Quería concentrar su poder mental para usar su técnica ocular, pero como aún no se había recuperado del todo, en cuanto concentró su poder mental en un punto, el punto de acupuntura Baihui en la parte superior de su cabeza comenzó a dolerle intensamente; antes de que pudiera siquiera pensarlo, todo se volvió negro.
—¡Joven Maestro Huo, baje la espada rápidamente! —exclamó Shuang Hong al ver caer a Tong—. ¡No debe lastimar al joven maestro Mingjie!
"¿Dónde está tu Maestro del Valle?", preguntó Huo Zhanbai con urgencia, sin mover su espada.
«La Maestra del Valle fue ayer a la biblioteca del Jardín de Primavera», dijo Shuang Hong, intentando estimular sus puntos de acupuntura, pero la técnica de Tong era tan extraña que no lograba moverlos. «Me pidió que cuidara bien de la joven Maestra Mingjie; saldrá en unos días».
"Oh..." Huo Zhanbai suspiró aliviado, dio un paso atrás y retiró su espada, pero no se atrevió a relajarse.
«¡Cómo podríamos traer de vuelta al valle a un tipo tan peligroso!». Realmente quería deshacerse de él, pero no podía hacerlo por la expresión de Xue Ziye. Frunció el ceño y dijo: «¿Sabes quién es? ¡Una serpiente venenosa! El Valle del Maestro de la Medicina está lleno de chicas que no saben artes marciales.
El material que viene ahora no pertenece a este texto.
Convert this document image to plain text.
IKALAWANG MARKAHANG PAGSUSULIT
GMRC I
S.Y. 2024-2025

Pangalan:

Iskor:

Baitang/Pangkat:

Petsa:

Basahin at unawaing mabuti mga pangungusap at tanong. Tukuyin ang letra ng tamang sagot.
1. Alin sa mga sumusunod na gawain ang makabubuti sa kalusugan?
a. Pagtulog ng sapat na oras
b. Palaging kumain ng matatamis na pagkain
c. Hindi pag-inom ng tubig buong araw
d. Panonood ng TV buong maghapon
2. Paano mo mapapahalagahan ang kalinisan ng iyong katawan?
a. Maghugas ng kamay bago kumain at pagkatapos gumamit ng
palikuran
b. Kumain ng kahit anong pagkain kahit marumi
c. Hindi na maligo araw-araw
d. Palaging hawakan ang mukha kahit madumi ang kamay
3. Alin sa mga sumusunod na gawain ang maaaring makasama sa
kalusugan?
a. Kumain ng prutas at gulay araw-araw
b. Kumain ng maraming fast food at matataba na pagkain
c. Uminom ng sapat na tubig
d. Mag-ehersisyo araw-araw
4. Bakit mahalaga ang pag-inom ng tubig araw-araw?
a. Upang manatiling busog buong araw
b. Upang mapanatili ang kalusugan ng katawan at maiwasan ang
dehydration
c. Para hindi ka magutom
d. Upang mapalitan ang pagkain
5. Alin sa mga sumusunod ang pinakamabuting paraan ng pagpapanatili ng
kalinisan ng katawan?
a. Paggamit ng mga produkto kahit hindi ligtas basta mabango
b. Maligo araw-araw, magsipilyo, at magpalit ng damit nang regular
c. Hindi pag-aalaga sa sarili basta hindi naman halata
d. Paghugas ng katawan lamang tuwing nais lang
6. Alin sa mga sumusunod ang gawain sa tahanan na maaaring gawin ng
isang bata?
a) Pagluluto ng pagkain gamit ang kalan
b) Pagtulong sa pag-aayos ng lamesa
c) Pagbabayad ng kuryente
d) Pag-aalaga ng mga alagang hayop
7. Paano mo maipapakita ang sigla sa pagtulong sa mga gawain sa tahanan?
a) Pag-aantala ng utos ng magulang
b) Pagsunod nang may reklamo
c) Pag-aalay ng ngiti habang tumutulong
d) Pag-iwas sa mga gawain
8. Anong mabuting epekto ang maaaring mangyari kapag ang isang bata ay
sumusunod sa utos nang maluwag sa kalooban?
Podría acabar con todas vosotras en un abrir y cerrar de ojos. ¡Qué panda de mujeres estúpidas!».
—Bueno… el Maestro del Valle dijo —dijo Shuang Hong con una sonrisa forzada—, con el Séptimo Joven Maestro aquí, no hay nada que temer.
Huo Zhanbai se sintió complacido por el cumplido de la inteligente muchacha y no pudo evitar envainar su espada y reír: "Jeje, no está mal, es una suerte que esté aquí; de lo contrario, este asesino número uno de la Secta Demoníaca, por no hablar del Valle del Maestro de la Medicina, ¡hay poca gente en todas las Llanuras Centrales que podría hacerle frente!"
«¿Un asesino de un culto demoníaco?», preguntó Shuanghong, muy sorprendido. «Pero... el Maestro del Valle dijo que era un amigo de la aldea de Moga».
—¿Una amiga de la aldea de Moga? —murmuró Huo Zhanbai, absorto en sus pensamientos—. ¿Así que esta era la razón por la que esta mujer estaba dispuesta a salvar a un asesino de una secta demoníaca? ¿Qué clase de pasado tenía?
Liberó los puntos de acupuntura de Shuanghong, quien inmediatamente se acercó al paciente inconsciente en el suelo y le pidió que la ayudara a llevar a Tong de regreso a Qiuzhiyuan. Él no se negó, sino que, en el instante en que se inclinó, selló ocho puntos de acupuntura importantes en Tong.
"¿Qué estás haciendo?", gritó Shuanghong con rabia, protegiendo instintivamente a su paciente.
"Es más seguro así hasta que regrese tu Maestro del Valle", explicó Huo Zhanbai.
El sol ya se ponía en el oeste. Se esforzaba por llevar a Tong de vuelta, sintiéndose a la vez divertido y exasperado: jamás se había imaginado que estaría tan cerca de aquel oponente con el que había luchado a muerte. El halcón de las nieves voló por encima, murmurando para sí mismo. Al ver a su amo sosteniendo a Tong, pareció sorprendido y aterrizó de cabeza en el alféizar de la ventana, rascándose desconcertado y murmurando para sí mismo.
"Suspiro..." Suspiró; afortunadamente no había otros practicantes de artes marciales en el Valle del Maestro de la Medicina en ese momento, de lo contrario, si esta escena hubiera sido vista por otros, él y Xue Ziye probablemente habrían estado en problemas.
Ni siquiera un sanador solitario puede escapar de los conflictos del mundo marcial.
Shuanghong recostó con cuidado a Tong en el sofá, se inclinó y le revisó la cabeza. Suspiró aliviada: «Menos mal que las agujas de acupuntura no vibraron».
"¿Agujas de oro?", exclamó Huo Zhanbai sorprendido, "¿Él... tenía el cerebro sellado con agujas de oro?"